Of course, this might not have been product placement. This is one thing they don't advertise. It might just be my own brand name hypochondria getting out of control. But the hypochondria is important. Viewers have begun to look out for this kind of thing. Ten years ago, even five, product placement in movies was good advertising; good, because it wasn't advertising, exactly. It didn't smack you in the face - it crept up on you. But what will happen, now that we're getting wise? They'll have to think of something new, something even more sneaky.

It's getting everywhere . . . they're changing our stories. Have you noticed that people keep changing the rules of sport, to make it more TV-friendly? Sport is a kind of story, the story of two competing interests, the narrative determined by the rules. Well, rugby used to be one kind of story, and now it's another kind - a bit faster, a bit more colourful, with a few of the old subtleties hammered out. In other words, by changing the rule which allows one scrum-half to catch the other scrum-half offside (a great little manoeuvre, I thought), and by awarding five points instead of four for a try, the Rugby authorities are adding a few car-chases, editing in a few jump-cuts.

And what about football? Just look at the shirts. Why are the colours so lurid? Because the point of them is to carry logos. And what next? Rule-changes, of course. Now the goalkeeper cannot handle a back-pass. Why? Because without back-passes, the game will be more attacking, and more goals will be scored. It's a different game now. It's not a pensive face-off between two rivals. It's not High Noon. No, they don't want High Noon any more. What they want is Terminator 2, Days Of Thunder, Top Gun.

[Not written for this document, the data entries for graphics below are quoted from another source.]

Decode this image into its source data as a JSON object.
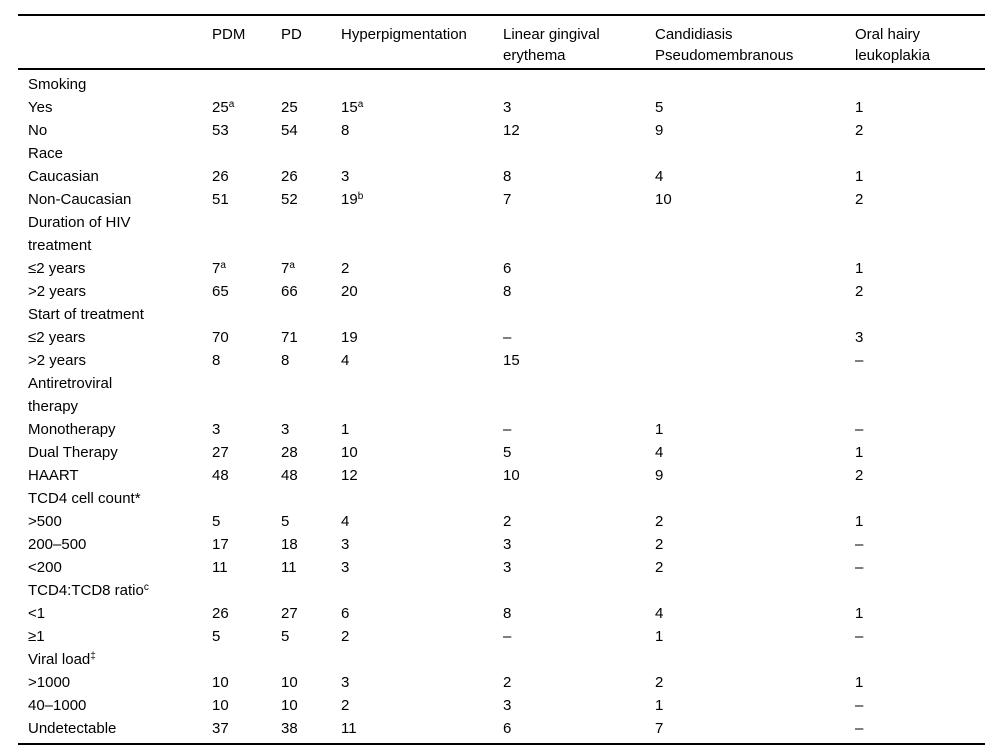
{
  "colors": {
    "background": "#ffffff",
    "text": "#000000",
    "rule": "#000000"
  },
  "table": {
    "corner_label": "",
    "columns": [
      "PDM",
      "PD",
      "Hyperpigmentation",
      "Linear gingival erythema",
      "Candidiasis Pseudomembranous",
      "Oral hairy leukoplakia"
    ],
    "rows": [
      {
        "label": "Smoking",
        "type": "section",
        "values": [
          "",
          "",
          "",
          "",
          "",
          ""
        ]
      },
      {
        "label": "Yes",
        "type": "data",
        "values": [
          "25^a",
          "25",
          "15^a",
          "3",
          "5",
          "1"
        ]
      },
      {
        "label": "No",
        "type": "data",
        "values": [
          "53",
          "54",
          "8",
          "12",
          "9",
          "2"
        ]
      },
      {
        "label": "Race",
        "type": "section",
        "values": [
          "",
          "",
          "",
          "",
          "",
          ""
        ]
      },
      {
        "label": "Caucasian",
        "type": "data",
        "values": [
          "26",
          "26",
          "3",
          "8",
          "4",
          "1"
        ]
      },
      {
        "label": "Non-Caucasian",
        "type": "data",
        "values": [
          "51",
          "52",
          "19^b",
          "7",
          "10",
          "2"
        ]
      },
      {
        "label": "Duration of HIV treatment",
        "type": "section",
        "values": [
          "",
          "",
          "",
          "",
          "",
          ""
        ]
      },
      {
        "label": "≤2 years",
        "type": "data",
        "values": [
          "7^a",
          "7^a",
          "2",
          "6",
          "",
          "1"
        ]
      },
      {
        "label": ">2 years",
        "type": "data",
        "values": [
          "65",
          "66",
          "20",
          "8",
          "",
          "2"
        ]
      },
      {
        "label": "Start of treatment",
        "type": "section",
        "values": [
          "",
          "",
          "",
          "",
          "",
          ""
        ]
      },
      {
        "label": "≤2 years",
        "type": "data",
        "values": [
          "70",
          "71",
          "19",
          "–",
          "",
          "3"
        ]
      },
      {
        "label": ">2 years",
        "type": "data",
        "values": [
          "8",
          "8",
          "4",
          "15",
          "",
          "–"
        ]
      },
      {
        "label": "Antiretroviral therapy",
        "type": "section",
        "values": [
          "",
          "",
          "",
          "",
          "",
          ""
        ]
      },
      {
        "label": "Monotherapy",
        "type": "data",
        "values": [
          "3",
          "3",
          "1",
          "–",
          "1",
          "–"
        ]
      },
      {
        "label": "Dual Therapy",
        "type": "data",
        "values": [
          "27",
          "28",
          "10",
          "5",
          "4",
          "1"
        ]
      },
      {
        "label": "HAART",
        "type": "data",
        "values": [
          "48",
          "48",
          "12",
          "10",
          "9",
          "2"
        ]
      },
      {
        "label": "TCD4 cell count*",
        "type": "section",
        "values": [
          "",
          "",
          "",
          "",
          "",
          ""
        ]
      },
      {
        "label": ">500",
        "type": "data",
        "values": [
          "5",
          "5",
          "4",
          "2",
          "2",
          "1"
        ]
      },
      {
        "label": "200–500",
        "type": "data",
        "values": [
          "17",
          "18",
          "3",
          "3",
          "2",
          "–"
        ]
      },
      {
        "label": "<200",
        "type": "data",
        "values": [
          "11",
          "11",
          "3",
          "3",
          "2",
          "–"
        ]
      },
      {
        "label": "TCD4:TCD8 ratio^c",
        "type": "section",
        "values": [
          "",
          "",
          "",
          "",
          "",
          ""
        ]
      },
      {
        "label": "<1",
        "type": "data",
        "values": [
          "26",
          "27",
          "6",
          "8",
          "4",
          "1"
        ]
      },
      {
        "label": "≥1",
        "type": "data",
        "values": [
          "5",
          "5",
          "2",
          "–",
          "1",
          "–"
        ]
      },
      {
        "label": "Viral load^‡",
        "type": "section",
        "values": [
          "",
          "",
          "",
          "",
          "",
          ""
        ]
      },
      {
        "label": ">1000",
        "type": "data",
        "values": [
          "10",
          "10",
          "3",
          "2",
          "2",
          "1"
        ]
      },
      {
        "label": "40–1000",
        "type": "data",
        "values": [
          "10",
          "10",
          "2",
          "3",
          "1",
          "–"
        ]
      },
      {
        "label": "Undetectable",
        "type": "data",
        "values": [
          "37",
          "38",
          "11",
          "6",
          "7",
          "–"
        ]
      }
    ]
  }
}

Surely not the news we read? But . . . Maybe. Doctor, I think I'm feeling a pain. Right here - in the newspaper. Newspapers make more money from selling advertising than from selling their product: information. So they're selling readers to advertisers slightly more than they're selling news to readers. And nobody knows for sure, but . . . Can you imagine them actually changing the news just to find their advertising markets a bit better?

But this game here . . . it's fine. They're still way out ahead. Cruising home. But suddenly - and you can hear it in the voice of the commentator, his sudden ferret-up-the-trousers excitement . . . 'What's this? Oh wow, this is amazing. . ] The tide is turning . . . and we could be in for a real shock here . . .'

Surely not. I don't think that sponsorship, even on this scale, even those cigarettes, those cars, those holiday companies, those banks . . . No, they wouldn't do this. I don't believe it.

Steve says: 'I told you.' Cue the doomy music.